Most organizations invest in technologies to protect against cyberattacks, from firewalls to end point protections to layers of authentication and more. Yet this is only one part of the equation. Without a holistic approach that extends well beyond the systems themselves, organizations can cultivate a false sense of security.
A range of challenges from COVID-19 to the growing number of natural disasters has fueled focus on Disaster Recovery (DR) and Business Continuity Planning (BCP). Yet for a surprising number of organizations, cyber risks like ransomware are not included as primary scenarios in their DR plans. There might be general reference to cyber breaches.
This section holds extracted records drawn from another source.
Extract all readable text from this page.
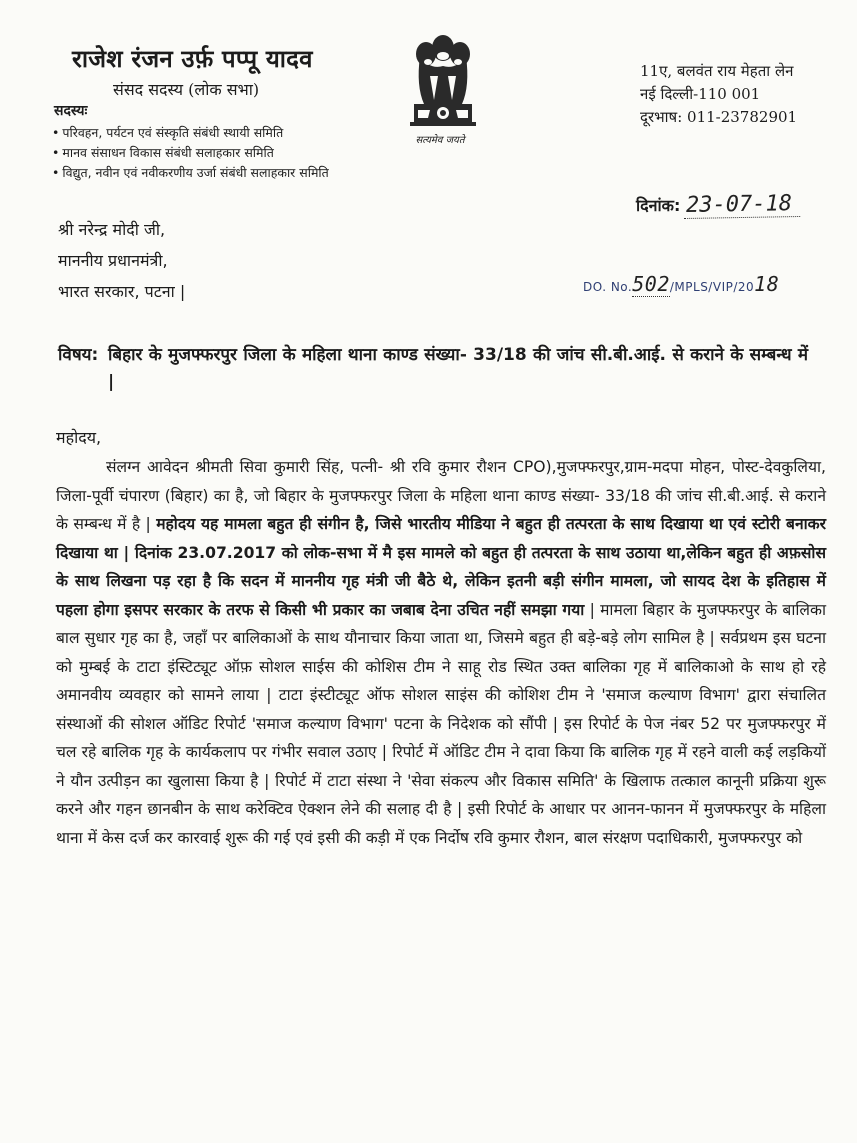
राजेश रंजन उर्फ़ पप्पू यादव
संसद सदस्य (लोक सभा)
सदस्यः
• परिवहन, पर्यटन एवं संस्कृति संबंधी स्थायी समिति
• मानव संसाधन विकास संबंधी सलाहकार समिति
• विद्युत, नवीन एवं नवीकरणीय उर्जा संबंधी सलाहकार समिति
सत्यमेव जयते
11ए, बलवंत राय मेहता लेन
नई दिल्ली-110 001
दूरभाष: 011-23782901
दिनांक: 23-07-18
श्री नरेन्द्र मोदी जी,
माननीय प्रधानमंत्री,
भारत सरकार, पटना |	DO. No.502/MPLS/VIP/2018
विषय: बिहार के मुजफ्फरपुर जिला के महिला थाना काण्ड संख्या- 33/18 की जांच सी.बी.आई. से कराने के सम्बन्ध में |
महोदय,

संलग्न आवेदन श्रीमती सिवा कुमारी सिंह, पत्नी- श्री रवि कुमार रौशन CPO),मुजफ्फरपुर,ग्राम-मदपा मोहन, पोस्ट-देवकुलिया, जिला-पूर्वी चंपारण (बिहार) का है, जो बिहार के मुजफ्फरपुर जिला के महिला थाना काण्ड संख्या- 33/18 की जांच सी.बी.आई. से कराने के सम्बन्ध में है | महोदय यह मामला बहुत ही संगीन है, जिसे भारतीय मीडिया ने बहुत ही तत्परता के साथ दिखाया था एवं स्टोरी बनाकर दिखाया था | दिनांक 23.07.2017 को लोक-सभा में मै इस मामले को बहुत ही तत्परता के साथ उठाया था,लेकिन बहुत ही अफ़सोस के साथ लिखना पड़ रहा है कि सदन में माननीय गृह मंत्री जी बैठे थे, लेकिन इतनी बड़ी संगीन मामला, जो सायद देश के इतिहास में पहला होगा इसपर सरकार के तरफ से किसी भी प्रकार का जबाब देना उचित नहीं समझा गया | मामला बिहार के मुजफ्फरपुर के बालिका बाल सुधार गृह का है, जहाँ पर बालिकाओं के साथ यौनाचार किया जाता था, जिसमे बहुत ही बड़े-बड़े लोग सामिल है | सर्वप्रथम इस घटना को मुम्बई के टाटा इंस्टिट्यूट ऑफ़ सोशल साईस की कोशिस टीम ने साहू रोड स्थित उक्त बालिका गृह में बालिकाओ के साथ हो रहे अमानवीय व्यवहार को सामने लाया | टाटा इंस्टीट्यूट ऑफ सोशल साइंस की कोशिश टीम ने 'समाज कल्याण विभाग' द्वारा संचालित संस्थाओं की सोशल ऑडिट रिपोर्ट 'समाज कल्याण विभाग' पटना के निदेशक को सौंपी | इस रिपोर्ट के पेज नंबर 52 पर मुजफ्फरपुर में चल रहे बालिक गृह के कार्यकलाप पर गंभीर सवाल उठाए | रिपोर्ट में ऑडिट टीम ने दावा किया कि बालिक गृह में रहने वाली कई लड़कियों ने यौन उत्पीड़न का खुलासा किया है | रिपोर्ट में टाटा संस्था ने 'सेवा संकल्प और विकास समिति' के खिलाफ तत्काल कानूनी प्रक्रिया शुरू करने और गहन छानबीन के साथ करेक्टिव ऐक्शन लेने की सलाह दी है | इसी रिपोर्ट के आधार पर आनन-फानन में मुजफ्फरपुर के महिला थाना में केस दर्ज कर कारवाई शुरू की गई एवं इसी की कड़ी में एक निर्दोष रवि कुमार रौशन, बाल संरक्षण पदाधिकारी, मुजफ्फरपुर को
But there’s a big difference between a hacker gaining access to your network and a hacker paralyzing your operations with ransomware encryption.
An Incident Response Plan or DR plan without intentional practice is as good as no plan at all. It’s frankly surprising how few organizations take advantage of services like tabletop simulations. Given dependence on technology and the potency of cyber threats, working your plans through interactive simulation exercises should be standard operating procedure at least once, if not twice, per year. These tests should involve everyone with a key role to play: IT teams, senior executives, communications pros, legal and regulatory counterparts, front-line sales, or customer service leads and outside technology partners.